Un vaudeville sans lieu pour s’ébattre, cela n’existe pas. Pour éviter de se faire prendre la main dans le sac, il s’agit de trouver un lieu interlope, à l’abri des regards indiscrets. L’Hôtel du Libre-Échange, au nom tout indiqué, conviendrai très bien à Pinglet. L’architecte, castré par sa mégère de femme, souhaite batifoler avec la femme de son associé Paillardin, qui elle, n’en peut plus de passer pour la plante verte de service. Ces deux âmes esseulées décident de s’acoquiner… C’était sans compter la présence de Maxime, neveu de Paillardin venu se détendre avec Victoire, la bonne des Pinglet et Mathieu, un ami des Pinglet qui débarquer avec ses quatre insupportabls filles.

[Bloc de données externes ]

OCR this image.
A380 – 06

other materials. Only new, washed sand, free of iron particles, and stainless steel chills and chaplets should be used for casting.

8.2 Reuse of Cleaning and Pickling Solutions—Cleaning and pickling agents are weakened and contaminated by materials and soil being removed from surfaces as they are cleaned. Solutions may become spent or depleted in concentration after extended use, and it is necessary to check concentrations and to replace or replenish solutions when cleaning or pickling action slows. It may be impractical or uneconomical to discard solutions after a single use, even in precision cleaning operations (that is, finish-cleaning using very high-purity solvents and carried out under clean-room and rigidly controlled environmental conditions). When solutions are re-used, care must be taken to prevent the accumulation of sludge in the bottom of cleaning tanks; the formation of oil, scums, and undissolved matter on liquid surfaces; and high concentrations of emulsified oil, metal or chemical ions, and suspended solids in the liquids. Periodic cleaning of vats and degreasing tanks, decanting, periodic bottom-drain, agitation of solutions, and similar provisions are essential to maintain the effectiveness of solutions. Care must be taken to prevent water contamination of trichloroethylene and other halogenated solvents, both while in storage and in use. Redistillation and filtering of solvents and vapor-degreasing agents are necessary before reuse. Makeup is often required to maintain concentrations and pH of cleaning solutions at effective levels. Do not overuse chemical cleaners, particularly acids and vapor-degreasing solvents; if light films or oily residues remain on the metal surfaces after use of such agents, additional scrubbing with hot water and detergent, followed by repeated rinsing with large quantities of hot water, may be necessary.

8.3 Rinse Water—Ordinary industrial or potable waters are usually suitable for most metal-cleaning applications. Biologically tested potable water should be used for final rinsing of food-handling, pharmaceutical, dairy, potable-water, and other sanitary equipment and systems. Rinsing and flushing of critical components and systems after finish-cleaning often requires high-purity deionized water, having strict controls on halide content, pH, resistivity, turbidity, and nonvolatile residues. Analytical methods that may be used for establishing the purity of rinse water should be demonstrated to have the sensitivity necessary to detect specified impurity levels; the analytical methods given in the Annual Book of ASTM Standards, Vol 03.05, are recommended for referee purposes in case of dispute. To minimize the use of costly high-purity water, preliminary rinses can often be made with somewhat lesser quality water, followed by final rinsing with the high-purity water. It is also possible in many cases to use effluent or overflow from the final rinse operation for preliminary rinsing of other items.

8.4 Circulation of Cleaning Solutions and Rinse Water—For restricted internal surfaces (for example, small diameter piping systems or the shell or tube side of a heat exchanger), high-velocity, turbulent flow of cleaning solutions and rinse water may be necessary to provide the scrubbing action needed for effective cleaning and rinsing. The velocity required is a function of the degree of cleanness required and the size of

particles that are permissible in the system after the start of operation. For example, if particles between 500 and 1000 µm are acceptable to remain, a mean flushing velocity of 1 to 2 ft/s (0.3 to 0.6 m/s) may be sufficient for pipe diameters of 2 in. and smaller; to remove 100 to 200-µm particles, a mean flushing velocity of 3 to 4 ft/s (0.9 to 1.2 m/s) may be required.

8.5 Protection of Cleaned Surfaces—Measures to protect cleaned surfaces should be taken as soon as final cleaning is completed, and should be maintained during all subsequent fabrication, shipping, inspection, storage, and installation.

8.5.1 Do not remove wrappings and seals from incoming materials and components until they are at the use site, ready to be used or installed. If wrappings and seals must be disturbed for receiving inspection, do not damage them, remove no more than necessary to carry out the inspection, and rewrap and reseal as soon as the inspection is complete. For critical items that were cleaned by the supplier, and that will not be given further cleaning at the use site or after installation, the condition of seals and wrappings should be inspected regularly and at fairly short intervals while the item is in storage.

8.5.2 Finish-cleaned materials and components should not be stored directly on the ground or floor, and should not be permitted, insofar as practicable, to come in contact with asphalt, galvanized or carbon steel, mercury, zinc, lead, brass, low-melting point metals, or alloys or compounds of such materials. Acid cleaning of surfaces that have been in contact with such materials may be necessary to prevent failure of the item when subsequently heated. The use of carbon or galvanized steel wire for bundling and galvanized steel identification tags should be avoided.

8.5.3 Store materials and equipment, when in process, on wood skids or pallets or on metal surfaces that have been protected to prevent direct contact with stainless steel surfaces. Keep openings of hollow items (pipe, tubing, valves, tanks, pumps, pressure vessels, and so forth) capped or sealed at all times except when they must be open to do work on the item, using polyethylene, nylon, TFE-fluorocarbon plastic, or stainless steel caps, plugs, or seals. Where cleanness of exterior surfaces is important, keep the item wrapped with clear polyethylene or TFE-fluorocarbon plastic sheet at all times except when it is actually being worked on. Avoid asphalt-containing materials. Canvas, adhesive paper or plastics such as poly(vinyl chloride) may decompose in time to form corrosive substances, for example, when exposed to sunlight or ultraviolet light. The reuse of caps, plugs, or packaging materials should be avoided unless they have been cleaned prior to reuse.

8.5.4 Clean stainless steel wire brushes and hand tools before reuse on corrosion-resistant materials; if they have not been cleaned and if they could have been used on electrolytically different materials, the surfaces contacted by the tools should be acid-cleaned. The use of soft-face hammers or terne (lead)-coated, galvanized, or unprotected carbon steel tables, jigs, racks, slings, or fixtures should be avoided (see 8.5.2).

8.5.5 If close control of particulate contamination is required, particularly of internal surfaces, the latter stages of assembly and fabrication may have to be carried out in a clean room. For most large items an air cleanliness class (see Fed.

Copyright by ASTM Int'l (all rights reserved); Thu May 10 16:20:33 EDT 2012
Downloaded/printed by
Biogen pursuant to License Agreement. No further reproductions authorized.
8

Rencontres en pagaille Ces rencontres importunes sont évidemment à l’origine de tout le sel de cette comédie. Le crampon Christian Hecq qui arrive toujours comme un cheveu sur la soupe conquiert un public ravi. Ses bégaiements et ses airs ahuris sont tordants. Michel Vuillermoz joue de malchance avec une piquante contrariété tandis qu’Anne Kessler épate en dragonne-tragédienne sans concession. Florence Viala apporte une touchante humanité dans le rôle de la femme délaissée. Laurent Lafitte, lui, effraie en tenancier pervers aux gros chicots et aux talents certains de cabaretier. La fraîcheur ravissante de Julien Frison en philosophe coincé s’ouvrant aux plaisirs de la chair est à relever : son allure de grande liane montée sur ressorts lui promet une rapide ascension dans les rôles comiques.
L’élégant décor de Christian Lacroix joue sur nos perceptions : ses airs de maison hantée chic et insalubres à la fois renvoient à la réconforte étiquette bourgeoise sapée par des pensées immorales bien moins glorieuses…. L’idée d’une juxtaposition d’étages reliés par un escalier en colimaçon est bienvenue : elle permet une simultanéité et un agrandissement de l’espace qui accentue la démesure des situations.
Point noir cependant : Feydeau, gourmand, tire trop ses effets. L’ajout d’un troisième acte, qui laisse les personnages mal en point après leur nuit de folie, n’a pas d’intérêt dramatique et offre des rebondissements à rallonge qui sont autant de pétards mouillés. Le spectacle dure tout de même deux heures trente sans entracte. Beaucoup trop long pour une comédie : Nanty aurait du expédier l’affaire avec moins de ménagement et procéder à des coupes.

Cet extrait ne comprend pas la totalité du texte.